Geçen ay kafayı bozup da verdiğim uyku eğitimi sayesinde genelde akşam 7:30'dan sabah 6'ya dek uyuyor oğlum artık. Bu aralar evde pek durmayıp farklı yerlerde kaldığımızdan odayı, evi, yatağı yadırgaması ve uyumayı reddetmesi beklenir birşey; fakat ben banyo, masaj ve sütten sonra ninni söyleyip öpüp koklayıp yerine bırakıyorum nerede olursak olalım. İtiraz etse de 'Hadi uyu artık' deyip bazen yere yatağının yanına, bazen odada yatak varsa oraya uzanıyorum. Bir süre oynuyor, konuşuyor, tüm gün öğrendiklerini tekrar ediyor bir bir yatakta bazen oturarak bazen yatağın parmaklıklarına tutunarak. Yorulunca uzanıyor, sonra tekrar dikiliyor ayağa. Bazen 5 dakika sürüyor uykuya dalması bazen 45. Düşündüm de ben de öyle uzanınca günün yorgunluğunu atıyorum bir nebze. Düşünüyorum ya da bazen dalıyorum 5-10 dakikalığına ben de! Bana bulaşmıyor zaten hiç. Arada kafasını kaldırıp yokluyor orada mıyım diye.

Gündüz de iki kez uyuyor en azından 1 saat, bazen maksimum 2 saat. Şayet 2 saati aşarsa ve akşamüzeri 16:30'u geçerse ikinci uykusu uyandırıyorum öpe koklaya. Nerede okumuştum hatırlamıyorum; ama bir kural vardı, 2-3-4 kuralı diye. Şöyle...

Sabah 7'de uyanıyor gece uykusundan örneğin, 2 saat sonra 9'da ilk gündüz uykusuna yatırıyorsun. Uyandıktan 3 saat sonra ikinci gündüz uykusuna yatırıyorsun. Uyandıktan 4 saat sonra da gece uykusuna yatırıyorsun. Bu kural bizde işlemeye başladı gibi; ama oğlum sabahları 7 yerine 6'da uyandığından ben 2 yerine 2.5 saat bırakıyorum arada ilk uykusuna yatırmadan.

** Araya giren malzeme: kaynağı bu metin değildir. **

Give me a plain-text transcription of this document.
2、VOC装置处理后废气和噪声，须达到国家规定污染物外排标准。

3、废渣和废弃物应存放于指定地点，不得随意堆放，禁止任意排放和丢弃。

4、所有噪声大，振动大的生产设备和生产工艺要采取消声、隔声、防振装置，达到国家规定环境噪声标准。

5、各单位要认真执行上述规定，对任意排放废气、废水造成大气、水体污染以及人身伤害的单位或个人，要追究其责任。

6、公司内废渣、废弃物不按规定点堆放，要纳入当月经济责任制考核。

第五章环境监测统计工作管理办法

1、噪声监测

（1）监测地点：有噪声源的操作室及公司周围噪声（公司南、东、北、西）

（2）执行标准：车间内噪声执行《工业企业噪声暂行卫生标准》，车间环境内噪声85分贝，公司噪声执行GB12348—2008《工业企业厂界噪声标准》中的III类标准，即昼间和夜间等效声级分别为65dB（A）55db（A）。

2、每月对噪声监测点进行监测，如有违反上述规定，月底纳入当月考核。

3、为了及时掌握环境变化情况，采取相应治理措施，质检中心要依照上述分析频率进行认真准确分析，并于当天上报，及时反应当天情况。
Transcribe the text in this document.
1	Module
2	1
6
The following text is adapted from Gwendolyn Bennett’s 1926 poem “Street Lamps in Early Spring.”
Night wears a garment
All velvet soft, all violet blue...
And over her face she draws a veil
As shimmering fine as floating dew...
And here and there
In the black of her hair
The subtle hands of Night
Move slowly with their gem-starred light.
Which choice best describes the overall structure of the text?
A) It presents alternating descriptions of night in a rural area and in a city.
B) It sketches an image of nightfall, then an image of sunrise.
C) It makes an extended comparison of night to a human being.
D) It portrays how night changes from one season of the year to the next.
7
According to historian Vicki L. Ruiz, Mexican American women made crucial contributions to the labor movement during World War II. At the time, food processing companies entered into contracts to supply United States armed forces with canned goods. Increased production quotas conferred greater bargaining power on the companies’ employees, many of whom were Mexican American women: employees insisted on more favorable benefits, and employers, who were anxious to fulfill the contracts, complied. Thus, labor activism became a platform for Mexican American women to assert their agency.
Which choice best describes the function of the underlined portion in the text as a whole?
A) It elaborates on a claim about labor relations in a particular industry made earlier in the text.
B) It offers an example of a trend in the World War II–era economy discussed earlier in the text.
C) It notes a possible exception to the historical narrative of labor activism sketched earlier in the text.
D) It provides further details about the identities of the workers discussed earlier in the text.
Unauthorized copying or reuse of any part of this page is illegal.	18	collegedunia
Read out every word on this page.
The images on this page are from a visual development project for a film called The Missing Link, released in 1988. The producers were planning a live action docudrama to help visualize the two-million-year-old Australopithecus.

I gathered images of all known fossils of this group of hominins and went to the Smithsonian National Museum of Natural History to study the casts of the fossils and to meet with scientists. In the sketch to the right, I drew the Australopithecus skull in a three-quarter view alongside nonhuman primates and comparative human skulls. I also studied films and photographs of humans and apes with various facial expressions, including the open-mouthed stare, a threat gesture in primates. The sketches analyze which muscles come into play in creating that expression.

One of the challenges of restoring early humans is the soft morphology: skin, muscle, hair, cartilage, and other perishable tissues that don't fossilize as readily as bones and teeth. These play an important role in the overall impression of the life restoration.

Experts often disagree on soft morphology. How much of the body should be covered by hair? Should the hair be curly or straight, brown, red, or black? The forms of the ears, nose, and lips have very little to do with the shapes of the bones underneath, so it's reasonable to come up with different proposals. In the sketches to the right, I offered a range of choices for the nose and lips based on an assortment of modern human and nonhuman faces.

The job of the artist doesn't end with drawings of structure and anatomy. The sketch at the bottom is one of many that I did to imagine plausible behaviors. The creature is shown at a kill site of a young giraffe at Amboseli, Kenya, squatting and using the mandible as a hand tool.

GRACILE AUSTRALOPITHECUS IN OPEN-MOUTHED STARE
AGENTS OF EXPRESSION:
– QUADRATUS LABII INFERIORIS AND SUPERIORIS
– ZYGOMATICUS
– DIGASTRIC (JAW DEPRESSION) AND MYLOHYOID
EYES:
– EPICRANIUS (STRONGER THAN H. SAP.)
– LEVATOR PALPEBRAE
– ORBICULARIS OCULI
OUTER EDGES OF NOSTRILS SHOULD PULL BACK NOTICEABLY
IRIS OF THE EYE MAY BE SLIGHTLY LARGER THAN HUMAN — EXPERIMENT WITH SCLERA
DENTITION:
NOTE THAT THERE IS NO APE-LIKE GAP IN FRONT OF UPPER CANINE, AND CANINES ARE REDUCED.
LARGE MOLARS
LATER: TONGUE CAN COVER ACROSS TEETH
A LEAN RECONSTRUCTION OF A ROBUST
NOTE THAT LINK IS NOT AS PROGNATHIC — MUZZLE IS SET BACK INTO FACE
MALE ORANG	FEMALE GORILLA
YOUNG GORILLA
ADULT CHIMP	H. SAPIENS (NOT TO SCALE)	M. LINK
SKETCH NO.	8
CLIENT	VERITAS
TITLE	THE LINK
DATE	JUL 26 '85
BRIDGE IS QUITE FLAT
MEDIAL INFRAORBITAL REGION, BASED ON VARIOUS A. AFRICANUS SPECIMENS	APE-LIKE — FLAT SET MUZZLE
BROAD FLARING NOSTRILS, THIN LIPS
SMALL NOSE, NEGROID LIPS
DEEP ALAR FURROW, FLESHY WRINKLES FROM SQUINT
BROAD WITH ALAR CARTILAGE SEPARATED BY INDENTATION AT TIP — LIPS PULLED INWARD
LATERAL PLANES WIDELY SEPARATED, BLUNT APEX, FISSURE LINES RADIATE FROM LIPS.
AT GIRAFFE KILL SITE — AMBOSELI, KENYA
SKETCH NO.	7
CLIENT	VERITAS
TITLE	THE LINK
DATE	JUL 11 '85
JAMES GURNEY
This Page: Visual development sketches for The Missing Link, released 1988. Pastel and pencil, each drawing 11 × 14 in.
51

Uyku eğitimine oğlum saat başı uyanıp emmek isteyince ve dişi çıkıyorsa diye verdiğim ağrı kesici şuruplar da uyanmalarını etkilemeyince ve ben gece-gündüz hayalet misali dolaşmaya başlayınca ve bu durumda oğlum da ben de mutsuz olunca karar verdim. Bir akşam Tracy Hogg'un Put Up/Put Down metoduna başladım aniden. Yatakta o ayağa dikildikçe ben yatırıyordum sürekli, kimbilir kaç kez yapmak zorunda kaldım? Ama yarım saat geçmişti ki hala uyumuyordu hatta daha da sinirlenip ağlıyordu oğlum. Yarıda bırakamazdım; tam 1.5 saat sürdü ve bir saat uyuduktan sonra kaldırdım gündüz uykusundan. Birkaç gün bu şekilde devam ettim hem gece hem gündüz. Bazen 1 saat sürüyordu bazen 20 dakika PU/PD. Geceleri uyandığında da yapıyor, kucağıma kesinlikle almıyordum. Çünkü yerine bırakması daha zor oluyor, daha çok ağlıyordu. Gece sütünü keseli epey olmuştu; ama kucağıma aldım mı süt için memelerime saldırıyordu.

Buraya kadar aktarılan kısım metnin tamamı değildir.